Начался июнь, погода стояла классная, в реанимацию стали толпами поступать ныряльщики и утопленники.
Вообще лето – самый спокойный период работы. Народ выезжает на природу, расслабляется, отдыхает, становится не такой злой, как в холодное время года. Тут тоже, конечно, все бывает, но так, по мелочи. Или ножами друг друга порежут, или шампурами попыряют, или водкой потравятся, или в бане угорят, или в речке утонут. Да и происходят все эти “драмы на охоте” обычно в выходные дни. Так что летом и поступлений меньше, и даже свободные койки в блоках случаются.
По этой причине мне удавалось высыпаться на дежурстве, и на массажную практику я приходил в полном сознании.
В первый день, сразу же после собрания, где нас представили коллективу отделения и раздали больных, я вышел перекурить в садик, сопровождаемый моими закадычными друзьями.
– Полный облом! – пожаловался Вовка. – Прошлым летом и то было лучше, за всю ту неделю только червонец левыми заработал!
– Теперь до осени такая тишина будет! В клинике до сентября ловить нечего! – продолжил Андрюха. – Да и частные клиенты по дачам все разъехались!
Да, бедные мужики, хорошо Вовка успел тачку поменять, а Андрюха видео купить, а так бы до осени мучились.
Я поднялся на третий этаж и подошел к двери палаты. Там, за дверью, ждал мой первый больной. Нет, конечно, через меня прошла целая дивизия пациентов, но этот должен был стать первым, которого я получил в новом для себя качестве. Я немного волновался.

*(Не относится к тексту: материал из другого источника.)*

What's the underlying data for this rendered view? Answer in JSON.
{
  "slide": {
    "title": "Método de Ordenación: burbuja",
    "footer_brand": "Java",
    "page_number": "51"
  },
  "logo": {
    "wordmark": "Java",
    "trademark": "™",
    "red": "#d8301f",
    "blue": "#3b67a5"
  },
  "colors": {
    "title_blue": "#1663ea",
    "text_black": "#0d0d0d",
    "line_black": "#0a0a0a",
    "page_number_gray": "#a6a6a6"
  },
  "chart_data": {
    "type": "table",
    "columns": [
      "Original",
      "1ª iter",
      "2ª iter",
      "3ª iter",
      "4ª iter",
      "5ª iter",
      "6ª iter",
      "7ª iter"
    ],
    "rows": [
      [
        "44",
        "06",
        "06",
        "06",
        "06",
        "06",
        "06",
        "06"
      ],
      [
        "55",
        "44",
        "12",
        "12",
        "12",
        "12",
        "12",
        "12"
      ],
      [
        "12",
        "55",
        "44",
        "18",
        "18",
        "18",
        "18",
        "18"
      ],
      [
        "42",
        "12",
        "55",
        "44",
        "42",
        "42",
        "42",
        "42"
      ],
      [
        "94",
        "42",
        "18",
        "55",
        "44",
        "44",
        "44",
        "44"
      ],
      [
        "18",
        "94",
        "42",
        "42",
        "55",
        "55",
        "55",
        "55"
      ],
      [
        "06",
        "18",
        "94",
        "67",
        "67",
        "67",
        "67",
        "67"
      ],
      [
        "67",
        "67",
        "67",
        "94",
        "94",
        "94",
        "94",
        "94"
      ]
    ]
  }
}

Действительно, что это за больной, которого не нужно подключать к аппарату ИВЛ[2], к монитору, заталкивать в него зонд, интубационную трубку, не надо переливать ему литрами кровь и другие растворы, дренировать плевру, а самое главное – не надо его мыть и перестилать.
Он же еще, наверное, и говорить может. Тяжело перестраиваться. Хотя курс на перестройку вот уже больше года как взяла вся страна. Вот и моя очередь пришла. Я подошел к двери палаты безо всяких инструментов, с голыми руками, и толкнул дверь.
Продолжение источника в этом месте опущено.